Sunday, May 18, 2014

How is SD quality on and HDTV?




seventhyea


Hi,

My wife and I are considering buying an HDTV. We watch a lot of SD programming currently, however, and we're wondering about the quality of these channels on the new TV. I would think that they would display fine but I've heard some HDTVs don't display SD as well as a normal SDTV. Is there any truth to this? I'd hate to buy a new TV only to find out it doesn't look as good as our old one in some cases.

Thanks!



Answer
On my 3 HDTVs, digital SD programs look fine. As clear as the best picture you used to see on an old analog TV.

But what doesn't look good on an HDTV is an analog channel on basic cable (no box). HDTVs are digital technology, and they work best with a digital input. An analog signal has to be compromised in order to be displayed on an HDTV, and the result is often not as good as the same signal on an old analog set.

But aside from that, *digital* SD programming looks fine on any HDTV that I've seen.

Digital Cable Quality on an HDTV problem.?




Viperdude5


I just recently bought an Samsung DLP 46" HDTV that has 1080i maximum resolution. The HD channels on the TV look amazing and I have no problems with them. The only problem I have is on regular channels that are 480i. They bad and fuzzy and quality isnt that great. I dont know if its a cable problem because on a standard TV I have thats plugs in from the same source looks great. Is it because of the size of the screen or does my cable need more signal power? I have Time Warner Cable and have a Cable Box with it too.
Oh yes by the way I do use HDMI on my receiver though I still get bad regular channels.



Answer
This is normal. I have it, too. Everyone has it. That is just what we HDTV owners are going to have to put up with for a few more years until all channels are HD compliant. The federal government is on the HDTV side and has already mandated that all channels will be HD in the near future.

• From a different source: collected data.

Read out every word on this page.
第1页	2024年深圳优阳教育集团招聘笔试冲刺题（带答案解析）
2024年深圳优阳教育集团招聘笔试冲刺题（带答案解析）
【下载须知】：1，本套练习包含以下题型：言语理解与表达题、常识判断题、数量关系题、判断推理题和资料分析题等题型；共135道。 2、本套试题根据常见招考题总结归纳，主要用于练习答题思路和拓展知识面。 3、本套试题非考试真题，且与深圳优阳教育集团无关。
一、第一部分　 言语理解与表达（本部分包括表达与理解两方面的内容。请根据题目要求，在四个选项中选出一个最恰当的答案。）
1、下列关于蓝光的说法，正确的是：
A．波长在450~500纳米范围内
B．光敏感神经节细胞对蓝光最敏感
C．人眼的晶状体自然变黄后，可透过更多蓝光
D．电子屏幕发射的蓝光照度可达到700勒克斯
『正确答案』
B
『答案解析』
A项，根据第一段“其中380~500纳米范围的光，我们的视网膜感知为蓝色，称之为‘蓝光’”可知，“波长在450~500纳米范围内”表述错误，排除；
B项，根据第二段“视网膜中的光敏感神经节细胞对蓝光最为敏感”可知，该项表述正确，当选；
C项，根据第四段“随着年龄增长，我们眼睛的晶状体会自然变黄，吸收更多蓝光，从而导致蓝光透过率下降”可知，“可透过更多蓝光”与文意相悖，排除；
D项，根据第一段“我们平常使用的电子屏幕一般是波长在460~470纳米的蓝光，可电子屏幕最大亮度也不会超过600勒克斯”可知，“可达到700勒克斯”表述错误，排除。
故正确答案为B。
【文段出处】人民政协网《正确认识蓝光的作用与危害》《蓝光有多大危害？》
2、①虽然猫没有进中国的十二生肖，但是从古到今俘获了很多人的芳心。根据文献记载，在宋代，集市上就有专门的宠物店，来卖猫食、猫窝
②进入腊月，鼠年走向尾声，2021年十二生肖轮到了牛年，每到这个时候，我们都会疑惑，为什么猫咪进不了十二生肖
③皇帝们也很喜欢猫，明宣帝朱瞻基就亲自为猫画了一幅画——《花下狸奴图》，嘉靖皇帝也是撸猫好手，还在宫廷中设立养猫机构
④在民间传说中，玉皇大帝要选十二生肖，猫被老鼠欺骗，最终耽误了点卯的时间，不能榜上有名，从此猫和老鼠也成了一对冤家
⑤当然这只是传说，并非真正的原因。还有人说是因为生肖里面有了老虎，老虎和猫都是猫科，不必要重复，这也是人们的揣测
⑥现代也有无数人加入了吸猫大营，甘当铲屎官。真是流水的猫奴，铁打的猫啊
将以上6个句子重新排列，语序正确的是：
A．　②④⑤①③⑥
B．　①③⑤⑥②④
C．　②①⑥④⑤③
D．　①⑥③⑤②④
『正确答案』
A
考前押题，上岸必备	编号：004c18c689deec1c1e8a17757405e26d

We'll just have to watch crappy regular channels for the time being. Make sure you're using HDMI cables for true, uncompressed high-def video!

The reason why you're channels look bad? Your HDTV needs high-octance fuel to run. Regular cable is just like regular unleaded. It doesn't have the resolution (720/1080) to give your HDTV the high-def signal it requires. Therefore, it makes due with the standard cable television signal and produces an unimpressive picture. Buy an upconverting DVD player ($45-150) with an HDMI cable (for 1080 16:9 screen size) and you'll feel better when you're not watching your HD channels.